"Are There No Prisons? Are There No Work Houses?"
I live in Florida. Coming from New England, there has been a lot of adjustment, politically, religiously and otherwise for me, as I've learned to keep my mouth shut. I've never felt at such odds with my new state, however, than now. Now that they've passed a law requiring drug testing for potential welfare recipients.
Governor Rick Scott says it is "unfair for Florida taxpayers to subsidize drug addiction." His solution, of course, is to require those recipients to wait in line at designated areas, sit in a room with other people in the same situation waiting possibly hours for their name to be called so that they can urinate in a cup in front of someone as that person watches their every move. Then they get to wait for their results to come back. If they're "clean", they'll get their money back for the test. If they test positive for drugs, they are forced to front the money.
This, in my opinion, is a classist invasion of privacy that humilates those who are forced to ask their government for help. Supposedly helping the taxpayers, the $15 for each test that comes back negative will come out of the tax pool. But that's not going to be a problem, right? Because of all the money we'll save by refusing to help those in need because they also have an addiction. And what about those who test positive? They pay for their own tests. Because they can afford it. Right. Even if the test comes back clean, when are those people going to get their $15 back? If they're applying for government assistance programs, they probably cannot afford to go without that $15 for any length of time.
I just can't wrap my mind around making poor people pay for a fairly expensive test out of their own pockets. "Oh, hey! You can't afford food! Maybe we'll help you, but first lend us fifteen bucks. We'll give it back to you at some point, we promise! If you qualify."
The potential recipients are not to bring their children to the test sites. So, not only do they need to magically come up with money they clearly do not have, they also have to arrange for childcare for that time period. Something I'm sure is really easy for them to coordinate and afford. What of those recipients that work? They'll need to take time off from their jobs, costing them more money.

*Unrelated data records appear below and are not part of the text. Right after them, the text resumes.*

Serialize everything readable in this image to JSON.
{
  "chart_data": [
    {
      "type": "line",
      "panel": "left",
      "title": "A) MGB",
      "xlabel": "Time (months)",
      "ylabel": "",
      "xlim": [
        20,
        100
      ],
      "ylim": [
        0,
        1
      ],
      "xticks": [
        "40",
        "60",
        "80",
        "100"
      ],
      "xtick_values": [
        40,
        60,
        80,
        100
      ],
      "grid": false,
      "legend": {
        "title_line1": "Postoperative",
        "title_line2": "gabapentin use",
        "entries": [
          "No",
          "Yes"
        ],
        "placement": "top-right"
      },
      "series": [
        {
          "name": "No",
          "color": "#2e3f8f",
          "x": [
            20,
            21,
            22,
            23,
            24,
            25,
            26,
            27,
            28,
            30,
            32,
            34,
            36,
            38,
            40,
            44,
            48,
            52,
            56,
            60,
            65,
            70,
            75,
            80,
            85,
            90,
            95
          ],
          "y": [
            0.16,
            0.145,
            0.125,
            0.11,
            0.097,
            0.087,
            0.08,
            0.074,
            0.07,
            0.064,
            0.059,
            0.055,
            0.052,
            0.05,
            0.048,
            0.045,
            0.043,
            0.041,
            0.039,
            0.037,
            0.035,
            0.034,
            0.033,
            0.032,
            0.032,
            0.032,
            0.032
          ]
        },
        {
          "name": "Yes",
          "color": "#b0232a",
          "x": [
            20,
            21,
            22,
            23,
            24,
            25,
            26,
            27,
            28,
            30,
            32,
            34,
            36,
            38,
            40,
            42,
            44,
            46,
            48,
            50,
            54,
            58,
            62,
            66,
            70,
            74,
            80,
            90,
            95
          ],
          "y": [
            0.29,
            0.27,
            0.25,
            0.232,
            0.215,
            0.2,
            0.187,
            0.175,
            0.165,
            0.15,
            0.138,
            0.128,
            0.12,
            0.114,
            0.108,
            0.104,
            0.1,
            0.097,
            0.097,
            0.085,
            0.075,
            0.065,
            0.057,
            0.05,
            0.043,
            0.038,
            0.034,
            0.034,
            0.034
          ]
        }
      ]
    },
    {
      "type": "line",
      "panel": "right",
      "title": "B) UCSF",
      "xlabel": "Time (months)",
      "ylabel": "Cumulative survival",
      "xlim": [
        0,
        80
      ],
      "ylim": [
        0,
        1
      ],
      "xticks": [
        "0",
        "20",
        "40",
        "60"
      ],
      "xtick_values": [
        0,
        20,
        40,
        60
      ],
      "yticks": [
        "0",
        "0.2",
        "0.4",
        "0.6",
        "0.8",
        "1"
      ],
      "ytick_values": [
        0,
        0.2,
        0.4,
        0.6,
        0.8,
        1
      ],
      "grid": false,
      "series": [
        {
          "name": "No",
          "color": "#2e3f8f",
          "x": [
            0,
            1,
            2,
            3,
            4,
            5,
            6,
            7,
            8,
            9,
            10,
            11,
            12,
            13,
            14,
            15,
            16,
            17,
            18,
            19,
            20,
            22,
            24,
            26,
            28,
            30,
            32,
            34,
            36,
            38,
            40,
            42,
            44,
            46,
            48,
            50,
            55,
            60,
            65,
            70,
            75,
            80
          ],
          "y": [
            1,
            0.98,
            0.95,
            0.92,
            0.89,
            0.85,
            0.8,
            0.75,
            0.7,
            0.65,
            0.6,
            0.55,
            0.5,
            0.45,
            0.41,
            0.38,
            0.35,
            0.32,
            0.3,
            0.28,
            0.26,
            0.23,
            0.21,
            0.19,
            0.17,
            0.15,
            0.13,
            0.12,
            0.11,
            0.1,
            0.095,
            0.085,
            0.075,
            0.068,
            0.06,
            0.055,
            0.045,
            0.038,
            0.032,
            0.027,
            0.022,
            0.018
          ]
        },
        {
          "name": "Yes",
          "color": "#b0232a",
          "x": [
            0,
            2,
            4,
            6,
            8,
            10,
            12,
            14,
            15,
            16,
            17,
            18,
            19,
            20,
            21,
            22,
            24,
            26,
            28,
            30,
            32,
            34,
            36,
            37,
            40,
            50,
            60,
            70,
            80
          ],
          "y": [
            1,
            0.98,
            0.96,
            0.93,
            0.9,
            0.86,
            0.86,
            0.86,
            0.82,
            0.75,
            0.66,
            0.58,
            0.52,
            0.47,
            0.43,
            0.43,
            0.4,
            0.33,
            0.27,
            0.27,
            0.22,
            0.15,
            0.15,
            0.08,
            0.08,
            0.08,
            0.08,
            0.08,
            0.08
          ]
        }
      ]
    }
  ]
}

What really gets me is that this affects people applying for the federal Temporary Assistance for Needy Families program. For needy families. So drug-addicted parents must have their innocent children pay for their mistakes? Their families don't deserve help because they have an addiction? Babies shouldn't get fed as punishment for the adults in their lives making what the government has decided is a mistake?
No, Gov. Scott has provided for this. Once the parent fails the test, he or she can designate another drug-free adult to apply for the help on their family's behalf. Of course, this presumes that the failing parents have access to a trusted drug-free adult to take the test for them. Which I'm guessing some of them probably don't.
Another problem with this law's intent is that Gov. Scott says "we want to give people an incentive to not use drugs."
Oh, okay. Because people using drugs can easily break from the habit. The only reason they're not doing so is because the government is giving them a few bucks here and there to buy bread and milk for their kids, or shelter their little ones from the elements. Wait, are these things even connected? Do what you want with your government programs, I can't stop you, but don't wax idealistically at me as you hammer down the poor in this state with such a cynical law. I'm just saying, I'm pretty sure for at least some of these people, if they could stop using drugs, they would. Probably for their families. Not for your money.
Why don't poor people stop using drugs? Rehabilitation costs thousands of dollars. Thousands of dollars that these people do not have. Some of them don't have any support system to speak of at all. Instead of using tax-payer money to systematically test people to deem them worthy of our assistance, why don't we help fund the sorely lacking rehabilitation options for those without livable income?
We can't just push drug users to the side because of their habit. Their reliance on substances should not imply that they are not good enough for our support, for our thoughts, and for our help. They often need the most help of all.
This measure does not create jobs, it does not improve the economy and it does not help the poor in our state in this disastrous economical crisis. It does give a booming business to the walk-in clinic organization that Gov. Scott co-founded. Because, really, I'd rather my money go to a drug-testing corporation than to those in need.